Our results also call into question the basic assumption that gap fillers should seek solutions containing a minimal number of reactions. Our manually curated solution contains 13 reactions compared to the minimum solution of 10 reactions — a 30% increase over the minimum solution. This result supports our design of GenDev as computing a minimal-cost solution, where cost reflects not simply the number of reactions added, but also factors such as changes to the direction of existing reactions, and whether the organism in which a reaction is inserted is within the expected taxonomic range of the reaction.

Further analysis revealed that although we had thought this manual solution to be minimal, it was not. If we remove CDPKIN-RXN from the model, the model still grows. This solution is minimal, but the model grows 45% more slowly without this reaction. The model secretes CMP because it can no longer recycle CMP produced from RXN0-302 (see Table 3) in pathway NONMEVIPP-PWY (methylerythritol pathway I). This example illustrates the point that although gap fillers may enable growth of a model, they do not ensure that the model grows at the correct rate, or that the model sends the correct relative flux rates through different pathways. Manual model curation is currently the only method that can satisfy these criteria.

Observed differences between the manual solution and the automatic gap-filled solution arose from our ability to evaluate preferences among different potential reactions to add based on expert biological knowledge. For example:
  • We used GDP kinase activities to form GTP, as opposed to a pyruvate kinase activity relied upon by the gap-filled model, because of our strong expectation that NDP kinase activity exists to regulate nucleotide pool balances.

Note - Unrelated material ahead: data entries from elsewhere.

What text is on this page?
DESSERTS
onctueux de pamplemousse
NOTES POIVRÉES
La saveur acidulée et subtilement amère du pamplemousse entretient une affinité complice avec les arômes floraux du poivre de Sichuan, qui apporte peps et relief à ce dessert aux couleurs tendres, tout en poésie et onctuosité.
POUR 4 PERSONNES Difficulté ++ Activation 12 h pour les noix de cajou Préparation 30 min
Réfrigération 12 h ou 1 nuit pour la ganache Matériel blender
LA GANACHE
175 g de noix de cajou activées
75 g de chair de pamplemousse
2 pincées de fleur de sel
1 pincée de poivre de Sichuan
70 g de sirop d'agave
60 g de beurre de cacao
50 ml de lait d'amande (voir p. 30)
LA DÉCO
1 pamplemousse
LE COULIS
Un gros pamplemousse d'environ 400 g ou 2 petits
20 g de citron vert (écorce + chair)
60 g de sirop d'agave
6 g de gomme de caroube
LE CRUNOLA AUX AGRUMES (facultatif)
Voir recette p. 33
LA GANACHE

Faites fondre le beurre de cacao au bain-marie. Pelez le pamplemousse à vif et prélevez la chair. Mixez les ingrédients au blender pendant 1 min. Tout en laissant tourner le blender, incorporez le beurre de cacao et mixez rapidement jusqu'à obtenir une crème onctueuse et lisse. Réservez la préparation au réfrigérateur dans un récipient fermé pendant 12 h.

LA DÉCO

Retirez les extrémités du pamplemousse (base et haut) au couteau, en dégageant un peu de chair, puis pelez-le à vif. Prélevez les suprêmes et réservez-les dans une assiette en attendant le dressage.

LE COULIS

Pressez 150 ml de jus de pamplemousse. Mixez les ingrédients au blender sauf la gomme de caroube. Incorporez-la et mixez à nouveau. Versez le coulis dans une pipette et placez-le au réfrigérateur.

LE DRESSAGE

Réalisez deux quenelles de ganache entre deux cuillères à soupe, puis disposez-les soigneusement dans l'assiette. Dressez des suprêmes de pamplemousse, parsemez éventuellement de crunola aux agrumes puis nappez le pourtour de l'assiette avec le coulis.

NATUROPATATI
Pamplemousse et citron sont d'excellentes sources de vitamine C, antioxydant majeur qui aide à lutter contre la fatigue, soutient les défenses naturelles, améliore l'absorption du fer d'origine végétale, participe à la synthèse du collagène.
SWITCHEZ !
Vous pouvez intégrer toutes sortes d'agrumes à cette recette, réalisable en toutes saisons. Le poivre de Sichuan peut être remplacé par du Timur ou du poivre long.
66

  • We used a mixed glucokinase and PTS-based approach to introduce glucose 6-phosphate into the cell, based on observation of polyphosphate-based glucokinase in the genome annotation, whereas the gap-filled solution used only a PTS-based approach.

  • The manually gap-filled solution uses class III ribonucleotide reductase reactions [17] to form dNTPs from their nucleotide equivalents, whereas the automatic gap-filling approach uses thioredoxin to form dNDPs from NDPs in a class Ia RNR reaction. B. longum contains nrdHIEF (glutaredoxin-like RNR class Ib) and nrdDG (RNR class III) gene clusters. Based on B. longum’s anaerobic lifestyle the strictly anaerobic class III RNR is likely to play a prominent role and was chosen for the manual solution.

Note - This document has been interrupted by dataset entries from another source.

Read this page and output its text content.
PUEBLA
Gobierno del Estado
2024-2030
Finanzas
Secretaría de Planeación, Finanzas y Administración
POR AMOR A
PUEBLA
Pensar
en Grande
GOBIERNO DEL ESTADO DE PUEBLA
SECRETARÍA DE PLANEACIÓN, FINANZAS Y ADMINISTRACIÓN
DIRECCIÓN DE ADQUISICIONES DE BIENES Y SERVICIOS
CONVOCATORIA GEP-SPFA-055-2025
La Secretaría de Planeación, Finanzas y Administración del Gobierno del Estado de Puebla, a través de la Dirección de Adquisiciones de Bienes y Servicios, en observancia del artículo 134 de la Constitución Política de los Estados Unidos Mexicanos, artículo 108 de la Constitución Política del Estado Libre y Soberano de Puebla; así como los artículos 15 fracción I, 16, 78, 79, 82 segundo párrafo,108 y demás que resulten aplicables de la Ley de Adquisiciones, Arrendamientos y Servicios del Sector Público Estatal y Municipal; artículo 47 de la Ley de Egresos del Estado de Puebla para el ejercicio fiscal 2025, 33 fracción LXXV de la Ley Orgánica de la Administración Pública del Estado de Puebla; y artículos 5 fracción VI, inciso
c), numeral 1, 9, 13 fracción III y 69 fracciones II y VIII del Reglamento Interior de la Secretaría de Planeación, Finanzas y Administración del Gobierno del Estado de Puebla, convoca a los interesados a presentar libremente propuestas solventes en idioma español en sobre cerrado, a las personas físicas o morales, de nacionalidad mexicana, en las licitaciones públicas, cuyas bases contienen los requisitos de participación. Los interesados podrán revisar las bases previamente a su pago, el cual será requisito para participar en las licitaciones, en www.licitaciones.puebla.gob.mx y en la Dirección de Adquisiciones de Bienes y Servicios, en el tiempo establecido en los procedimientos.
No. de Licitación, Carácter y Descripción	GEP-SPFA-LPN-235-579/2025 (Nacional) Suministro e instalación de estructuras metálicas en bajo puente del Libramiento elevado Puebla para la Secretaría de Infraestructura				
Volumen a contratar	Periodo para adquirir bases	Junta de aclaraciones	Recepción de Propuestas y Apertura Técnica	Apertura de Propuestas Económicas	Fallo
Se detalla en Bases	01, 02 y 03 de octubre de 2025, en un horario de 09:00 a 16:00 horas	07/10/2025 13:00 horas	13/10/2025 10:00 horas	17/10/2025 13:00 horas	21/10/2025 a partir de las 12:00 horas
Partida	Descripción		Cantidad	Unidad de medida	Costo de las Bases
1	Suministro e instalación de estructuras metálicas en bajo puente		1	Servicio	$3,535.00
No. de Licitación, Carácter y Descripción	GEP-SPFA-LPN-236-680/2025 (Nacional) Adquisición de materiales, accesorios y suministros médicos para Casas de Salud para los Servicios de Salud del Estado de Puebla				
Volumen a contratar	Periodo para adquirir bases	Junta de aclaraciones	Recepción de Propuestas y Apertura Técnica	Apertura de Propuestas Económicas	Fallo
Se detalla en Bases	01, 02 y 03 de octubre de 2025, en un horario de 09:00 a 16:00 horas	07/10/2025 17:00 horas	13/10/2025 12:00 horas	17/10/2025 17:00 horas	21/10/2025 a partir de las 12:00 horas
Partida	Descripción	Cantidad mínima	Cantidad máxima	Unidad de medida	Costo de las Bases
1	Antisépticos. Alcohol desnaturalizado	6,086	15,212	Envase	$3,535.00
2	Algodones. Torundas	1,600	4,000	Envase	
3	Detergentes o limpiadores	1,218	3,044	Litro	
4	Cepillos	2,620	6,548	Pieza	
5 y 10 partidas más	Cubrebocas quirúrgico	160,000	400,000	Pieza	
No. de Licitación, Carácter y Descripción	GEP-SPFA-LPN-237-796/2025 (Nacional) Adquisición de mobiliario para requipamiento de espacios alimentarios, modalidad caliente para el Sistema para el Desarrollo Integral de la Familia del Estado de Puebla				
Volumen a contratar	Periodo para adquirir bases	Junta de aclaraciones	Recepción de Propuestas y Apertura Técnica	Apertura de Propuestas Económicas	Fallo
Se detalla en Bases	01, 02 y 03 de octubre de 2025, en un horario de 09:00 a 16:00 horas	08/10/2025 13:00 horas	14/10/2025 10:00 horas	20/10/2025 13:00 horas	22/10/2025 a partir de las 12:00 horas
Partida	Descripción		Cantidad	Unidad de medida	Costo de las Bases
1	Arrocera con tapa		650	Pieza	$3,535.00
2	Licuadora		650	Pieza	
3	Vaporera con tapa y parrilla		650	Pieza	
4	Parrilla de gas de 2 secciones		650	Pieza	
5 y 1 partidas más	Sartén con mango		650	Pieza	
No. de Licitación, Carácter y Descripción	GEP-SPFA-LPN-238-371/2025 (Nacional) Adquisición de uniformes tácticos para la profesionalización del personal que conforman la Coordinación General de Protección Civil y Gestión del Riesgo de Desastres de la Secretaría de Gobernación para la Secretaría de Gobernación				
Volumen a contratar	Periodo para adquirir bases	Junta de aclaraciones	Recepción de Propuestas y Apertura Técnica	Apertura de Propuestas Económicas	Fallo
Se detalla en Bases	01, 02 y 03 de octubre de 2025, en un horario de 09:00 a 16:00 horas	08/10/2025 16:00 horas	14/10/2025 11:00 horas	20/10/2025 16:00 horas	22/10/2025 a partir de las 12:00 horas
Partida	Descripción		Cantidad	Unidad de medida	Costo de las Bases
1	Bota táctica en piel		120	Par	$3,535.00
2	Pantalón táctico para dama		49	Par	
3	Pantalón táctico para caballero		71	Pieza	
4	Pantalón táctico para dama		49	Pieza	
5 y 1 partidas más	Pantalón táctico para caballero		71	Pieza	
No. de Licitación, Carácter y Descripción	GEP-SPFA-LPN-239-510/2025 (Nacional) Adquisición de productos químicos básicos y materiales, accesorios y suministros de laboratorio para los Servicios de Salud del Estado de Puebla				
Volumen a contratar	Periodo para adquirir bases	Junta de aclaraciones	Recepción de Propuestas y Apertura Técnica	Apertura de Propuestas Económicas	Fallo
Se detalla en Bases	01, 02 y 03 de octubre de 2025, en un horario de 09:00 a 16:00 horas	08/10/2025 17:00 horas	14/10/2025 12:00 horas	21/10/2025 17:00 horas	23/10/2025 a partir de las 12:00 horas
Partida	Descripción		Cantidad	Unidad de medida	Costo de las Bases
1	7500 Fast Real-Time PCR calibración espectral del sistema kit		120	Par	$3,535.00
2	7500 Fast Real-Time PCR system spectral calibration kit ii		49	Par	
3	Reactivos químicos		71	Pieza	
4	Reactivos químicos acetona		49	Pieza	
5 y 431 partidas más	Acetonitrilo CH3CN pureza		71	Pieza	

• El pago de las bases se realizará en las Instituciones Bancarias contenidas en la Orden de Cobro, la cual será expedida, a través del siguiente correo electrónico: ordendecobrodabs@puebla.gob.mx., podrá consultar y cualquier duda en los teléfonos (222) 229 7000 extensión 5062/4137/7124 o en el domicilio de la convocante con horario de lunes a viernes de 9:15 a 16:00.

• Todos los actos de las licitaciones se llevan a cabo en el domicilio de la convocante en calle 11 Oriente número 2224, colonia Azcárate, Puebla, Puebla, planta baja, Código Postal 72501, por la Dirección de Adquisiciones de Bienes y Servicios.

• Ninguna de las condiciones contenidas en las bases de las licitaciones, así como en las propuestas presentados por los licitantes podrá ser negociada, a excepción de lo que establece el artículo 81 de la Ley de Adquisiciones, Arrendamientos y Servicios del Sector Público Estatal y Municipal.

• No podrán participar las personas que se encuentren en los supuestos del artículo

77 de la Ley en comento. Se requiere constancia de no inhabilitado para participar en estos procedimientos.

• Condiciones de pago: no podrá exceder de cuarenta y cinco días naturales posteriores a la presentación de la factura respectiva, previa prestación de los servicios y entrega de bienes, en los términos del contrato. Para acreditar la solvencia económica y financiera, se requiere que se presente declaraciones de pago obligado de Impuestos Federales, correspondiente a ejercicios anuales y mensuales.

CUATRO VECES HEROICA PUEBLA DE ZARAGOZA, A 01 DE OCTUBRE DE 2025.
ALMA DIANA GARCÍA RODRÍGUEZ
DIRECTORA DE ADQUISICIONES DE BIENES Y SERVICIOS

  • We added the new reaction RXN-17897 to ensure availability of reduced ferredoxin for the isoprenoid pathway.

  • We added reaction RXN-12460 — marked as a hypothetical reaction in MetaCyc — because of the presence of other enzymes in its pathway. Note that had we used the default pathway prediction behavior in PathoLogic, this reaction and pathway would have been imported by PathoLogic. However, we used a stringent setting in which a pathway had to have enzymes for all of its reactions present for the pathway to be inferred. Since no enzyme is known for hypothetical reactionRXN-12460, the pathway was not inferred. In the future we will modify PathoLogic to not require the presence of enzymes for hypothetical reactions.

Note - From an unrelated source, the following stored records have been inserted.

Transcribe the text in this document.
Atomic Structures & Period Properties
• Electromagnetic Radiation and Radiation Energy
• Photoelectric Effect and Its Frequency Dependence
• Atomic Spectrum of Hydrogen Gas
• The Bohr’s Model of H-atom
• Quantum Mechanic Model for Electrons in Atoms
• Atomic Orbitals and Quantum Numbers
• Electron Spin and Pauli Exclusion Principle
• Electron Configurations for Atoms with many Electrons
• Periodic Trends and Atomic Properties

In some cases, multiple MetaCyc reaction objects describe the same chemical transformation. This is most commonly the case with chemical transformations that are described by both an object denoting a specific reaction and an object denoting a generic reaction that can be instantiated to that specific reaction. For example, one reaction may specifically describe hydrolysis of ATP to ADP and phosphate, while another reaction hydrolyzes NTPs to NDPs and phosphate. This situation can lead to semantically redundant alternative solutions that complicate the user’s task of reviewing and understanding the alternative solutions that may be generated across multiple executions of the gap filler.

Lack of an appropriate cytosolic-only electron transfer from NADPH to ferredoxin in MetaCyc caused us to create the new reaction RXN-17897 to satisfy a requirement for reduced ferredoxin in the isoprenoid pathway. The existing MetaCyc activity involved membrane transport as part of the reaction. Manual reaction network curation plays an important role in repairing problems of this kind, since automatic gap-filling methods cannot yet suggest new reaction activities to address network problems.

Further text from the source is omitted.